The above, inexplicably, is a top Google image result for the search “smited,” and I couldn’t resist putting it in here.

In a completely unrelated vein and in no way linked to any patient, I had ordered morphine for someone in pain. I had to look up, and then ask the nurse for, the dosage of morphine. I blamed this lack of knowledge on the fact that in med school, my home hospital used Dilaudid for everything. Dilaudid (the generic is hydromorphone) is a semisynthetic opioid, which means it is pretty much identical to morphine but is much more potent – so the dosages are different. Thus, I didn’t know how to dose morphine.

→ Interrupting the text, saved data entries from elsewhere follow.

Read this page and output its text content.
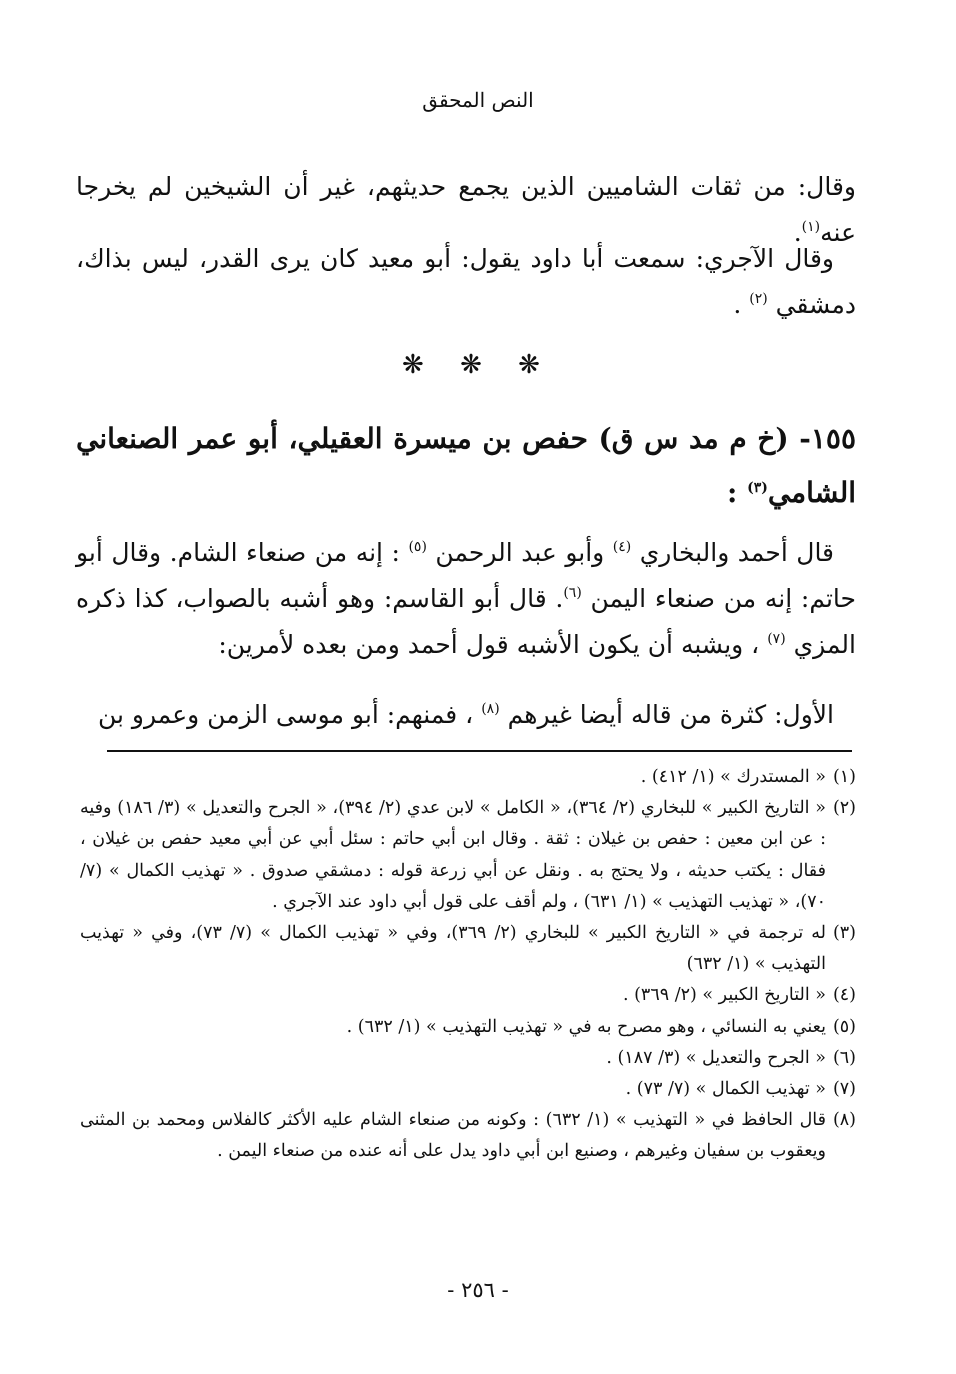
النص المحقق

وقال: من ثقات الشاميين الذين يجمع حديثهم، غير أن الشيخين لم يخرجا عنه$^{(١)}$.

وقال الآجري: سمعت أبا داود يقول: أبو معيد كان يرى القدر، ليس بذاك، دمشقي $^{(٢)}$ .

❋ ❋ ❋
١٥٥- (خ م مد س ق) حفص بن ميسرة العقيلي، أبو عمر الصنعاني الشامي$^{(٣)}$ :

قال أحمد والبخاري $^{(٤)}$ وأبو عبد الرحمن $^{(٥)}$ : إنه من صنعاء الشام. وقال أبو حاتم: إنه من صنعاء اليمن $^{(٦)}$. قال أبو القاسم: وهو أشبه بالصواب، كذا ذكره المزي $^{(٧)}$ ، ويشبه أن يكون الأشبه قول أحمد ومن بعده لأمرين:

الأول: كثرة من قاله أيضا غيرهم $^{(٨)}$ ، فمنهم: أبو موسى الزمن وعمرو بن

(١)
« المستدرك » (١/ ٤١٢) .
(٢)
« التاريخ الكبير » للبخاري (٢/ ٣٦٤)، « الكامل » لابن عدي (٢/ ٣٩٤)، « الجرح والتعديل » (٣/ ١٨٦) وفيه : عن ابن معين : حفص بن غيلان : ثقة . وقال ابن أبي حاتم : سئل أبي عن أبي معيد حفص بن غيلان ، فقال : يكتب حديثه ، ولا يحتج به . ونقل عن أبي زرعة قوله : دمشقي صدوق . « تهذيب الكمال » (٧/ ٧٠)، « تهذيب التهذيب » (١/ ٦٣١) ، ولم أقف على قول أبي داود عند الآجري .
(٣)
له ترجمة في « التاريخ الكبير » للبخاري (٢/ ٣٦٩)، وفي « تهذيب الكمال » (٧/ ٧٣)، وفي « تهذيب التهذيب » (١/ ٦٣٢)
(٤)
« التاريخ الكبير » (٢/ ٣٦٩) .
(٥)
يعني به النسائي ، وهو مصرح به في « تهذيب التهذيب » (١/ ٦٣٢) .
(٦)
« الجرح والتعديل » (٣/ ١٨٧) .
(٧)
« تهذيب الكمال » (٧/ ٧٣) .
(٨)
قال الحافظ في « التهذيب » (١/ ٦٣٢) : وكونه من صنعاء الشام عليه الأكثر كالفلاس ومحمد بن المثنى ويعقوب بن سفيان وغيرهم ، وصنيع ابن أبي داود يدل على أنه عنده من صنعاء اليمن .
- ٢٥٦ -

This is a little disingenuous, since I don’t know the dosages for hydromorphone either.

Anyway. I had ordered a few things on a previous shift – namely, Tylenol, a chest x-ray, and some blood tests – and am still getting used to the idea of not having a co-signer. In medical school, we were allowed to put in orders – insofar as every single order had to be reviewed and then signed by a real actual resident. Every drug, every test, every nursing order – everything had to get a second pair of (far smarter) eyes on it.

No longer. Yesterday, I clicked a box on a computer to order some morphine and boom, morphine was given. It was like magic. Terrifying, uncomfortable magic.

The thing about any drug is that they have side effects. Strong drugs have strong side effects, and in the case of morphine the  scary ones are respiratory depression and low blood pressure. I maybe checked on the patient eleven times in the subsequent twenty minutes to make sure he was still breathing.

This sh*t is nerve-wracking.

One of the more amusing things about orders is simply that they are called orders. Somehow, by virtue of the Medical Doctor degree conferred upon me by someone who clearly did not know whom they were conferring a degree upon, I am now allowed to demand things of others. I demand the X-ray tech perform a chest X-ray! I demand the nurse draw these labs!

This is all hilarious to me, because the X-ray tech, the nurses, the scribes, the custodians… all of them are far more knowledgeable than I am. After I put in an order, I almost always go to the person who receives the order (usually the nurse) and humbly beg forgiveness for probably putting in the order wrong. I then humbly request Help In Putting In The Order Right, so another less charitable nurse will not smite me.

Intern year appears to be a yearlong exercise in smiting avoidance. I love this word.

The other weird thing about orders: everything is one. That is, while it makes sense that medication orders are orders, so is every directive related to the patient. There are diet orders. There are restraint orders. There is even an order that says, “ok to use central line,” which is not an order at all.

I will never understand this. I’m going to order some knowledge.

2 thoughts on “Putting In Orders

  1. yes there are others besides Mom and Grandma reading your posts and talking about your success. so glad you decided to keep posting in residency.